- Born: 16 May 1994 Scotland
- Disappeared: 31 October 2014 (aged 20) Strichen, Aberdeenshire
- Status: Missing for 11 years, 4 months and 4 days

= Disappearance of Shaun Ritchie =

2014 disappearance case in Scotland

Shaun Ritchie (born 16 May 1994) is a Scottish man who disappeared and was last seen in the Strichen area of Aberdeenshire, Scotland, on Friday 31 October 2014.

==Disappearance==
Ritchie was 20 years old at the time of his disappearance. He was last seen running from a farmhouse near a woodland area outside Strichen, Aberdeenshire, between Strichen and the A98 Fraserburgh to Banff road, where he had travelled with seven friends for a party.
Later that same night, two phone calls were made from the Greenburn area to the police – one call asking the police to come to a farm in the aforementioned area for help, and a second call canceling the request.
Five days later, some of Shaun's clothing was found; a belt, trainers and a hooded top, but Shaun himself has remained missing to this day.

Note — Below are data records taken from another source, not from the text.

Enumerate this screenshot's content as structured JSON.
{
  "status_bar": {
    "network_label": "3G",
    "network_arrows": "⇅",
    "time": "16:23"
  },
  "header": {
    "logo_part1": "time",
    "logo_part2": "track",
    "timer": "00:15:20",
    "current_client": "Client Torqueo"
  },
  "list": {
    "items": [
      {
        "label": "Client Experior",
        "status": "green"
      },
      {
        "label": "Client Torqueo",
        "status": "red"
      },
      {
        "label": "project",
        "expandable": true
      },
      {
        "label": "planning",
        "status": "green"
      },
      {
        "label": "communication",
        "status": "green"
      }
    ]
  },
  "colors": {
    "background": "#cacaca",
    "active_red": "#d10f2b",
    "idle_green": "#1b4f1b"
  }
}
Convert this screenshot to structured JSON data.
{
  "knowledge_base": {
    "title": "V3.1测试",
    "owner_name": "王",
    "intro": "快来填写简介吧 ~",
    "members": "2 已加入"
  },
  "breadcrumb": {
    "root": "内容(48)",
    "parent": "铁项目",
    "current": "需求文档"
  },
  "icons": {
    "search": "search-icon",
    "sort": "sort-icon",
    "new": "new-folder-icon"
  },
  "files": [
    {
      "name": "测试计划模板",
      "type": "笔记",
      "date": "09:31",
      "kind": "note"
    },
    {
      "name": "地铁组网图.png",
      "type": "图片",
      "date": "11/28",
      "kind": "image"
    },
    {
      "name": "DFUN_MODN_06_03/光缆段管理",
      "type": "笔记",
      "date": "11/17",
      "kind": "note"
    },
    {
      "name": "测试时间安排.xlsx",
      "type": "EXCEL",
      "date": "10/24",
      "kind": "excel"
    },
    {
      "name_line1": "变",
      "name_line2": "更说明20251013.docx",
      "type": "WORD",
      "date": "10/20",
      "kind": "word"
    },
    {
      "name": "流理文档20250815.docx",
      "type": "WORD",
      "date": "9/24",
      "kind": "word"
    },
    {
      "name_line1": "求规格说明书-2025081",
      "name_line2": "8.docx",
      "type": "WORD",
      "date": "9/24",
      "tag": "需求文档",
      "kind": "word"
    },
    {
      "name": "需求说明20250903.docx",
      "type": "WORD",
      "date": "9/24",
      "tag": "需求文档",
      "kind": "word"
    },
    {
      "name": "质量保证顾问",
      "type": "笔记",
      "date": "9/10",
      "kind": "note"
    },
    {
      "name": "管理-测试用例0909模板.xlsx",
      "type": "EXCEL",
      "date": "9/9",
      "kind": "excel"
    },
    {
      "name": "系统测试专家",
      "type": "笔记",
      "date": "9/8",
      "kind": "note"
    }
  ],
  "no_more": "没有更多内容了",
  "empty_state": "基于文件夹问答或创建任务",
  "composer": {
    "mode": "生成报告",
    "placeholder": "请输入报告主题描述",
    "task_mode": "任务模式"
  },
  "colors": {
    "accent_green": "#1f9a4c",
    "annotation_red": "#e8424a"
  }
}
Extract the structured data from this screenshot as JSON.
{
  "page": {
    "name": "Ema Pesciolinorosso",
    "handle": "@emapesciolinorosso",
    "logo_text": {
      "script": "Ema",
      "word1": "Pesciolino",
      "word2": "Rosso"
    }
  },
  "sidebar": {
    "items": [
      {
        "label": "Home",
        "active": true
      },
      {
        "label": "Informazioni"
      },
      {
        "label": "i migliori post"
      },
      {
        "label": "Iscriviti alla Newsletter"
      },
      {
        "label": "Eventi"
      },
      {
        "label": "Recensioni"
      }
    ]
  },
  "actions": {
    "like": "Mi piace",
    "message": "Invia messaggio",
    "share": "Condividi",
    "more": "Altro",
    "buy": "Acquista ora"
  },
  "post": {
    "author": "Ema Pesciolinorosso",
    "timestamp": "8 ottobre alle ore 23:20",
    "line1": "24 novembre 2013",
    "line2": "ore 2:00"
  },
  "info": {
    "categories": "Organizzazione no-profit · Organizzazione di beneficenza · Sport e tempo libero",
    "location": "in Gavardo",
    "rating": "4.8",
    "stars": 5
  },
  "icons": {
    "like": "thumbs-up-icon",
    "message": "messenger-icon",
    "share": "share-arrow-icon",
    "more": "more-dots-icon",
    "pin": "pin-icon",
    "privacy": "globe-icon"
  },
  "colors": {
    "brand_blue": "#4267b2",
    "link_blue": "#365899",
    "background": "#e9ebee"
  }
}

Ritchie's father, Mr. Charlie Reid, is critical of the investigation by Police Scotland and has stated his belief that Ritchie was killed over a debt.
Mr. Reid is offering a £5,000 reward for anyone who can help him find his son.
Likewise Shaun's mother, Carol-Ann, as well as Shaun's sister, Nicole, believes that Shaun was murdered.

==Aftermath==
As of 31 October 2019, Ritchie's disappearance remains a missing person inquiry and police have stated: "there is no evidence to suggest that Shaun has been the victim of any crime". However, renowned forensic expert professor Dave Barclay, a forensic science lecturer at Robert Gordon University in Aberdeen, has stated that he believes that the police are probably unofficially treating the case as a murder and that “The most likely option, considering all the effort they have put in to find the body, brings me to agree with Shaun’s dad. It could be an offence of violence where someone has deliberately concealed the body... The police seem to be treating it as a ‘no body murder’.”

==Documentary==
On October 31, 2021, a documentary Missing From The Broch: The Disappearance of Shaun Ritchie was released by The Press and Journal and Evening Express. The 40-minute film sheds fresh light on Shaun's case regarding a disturbance at Kersiehill Farm the night he disappeared. The documentary interviews police officers and forensic scientists who helped lead the search for Shaun, and also speaks to his family about their seven year search for answers.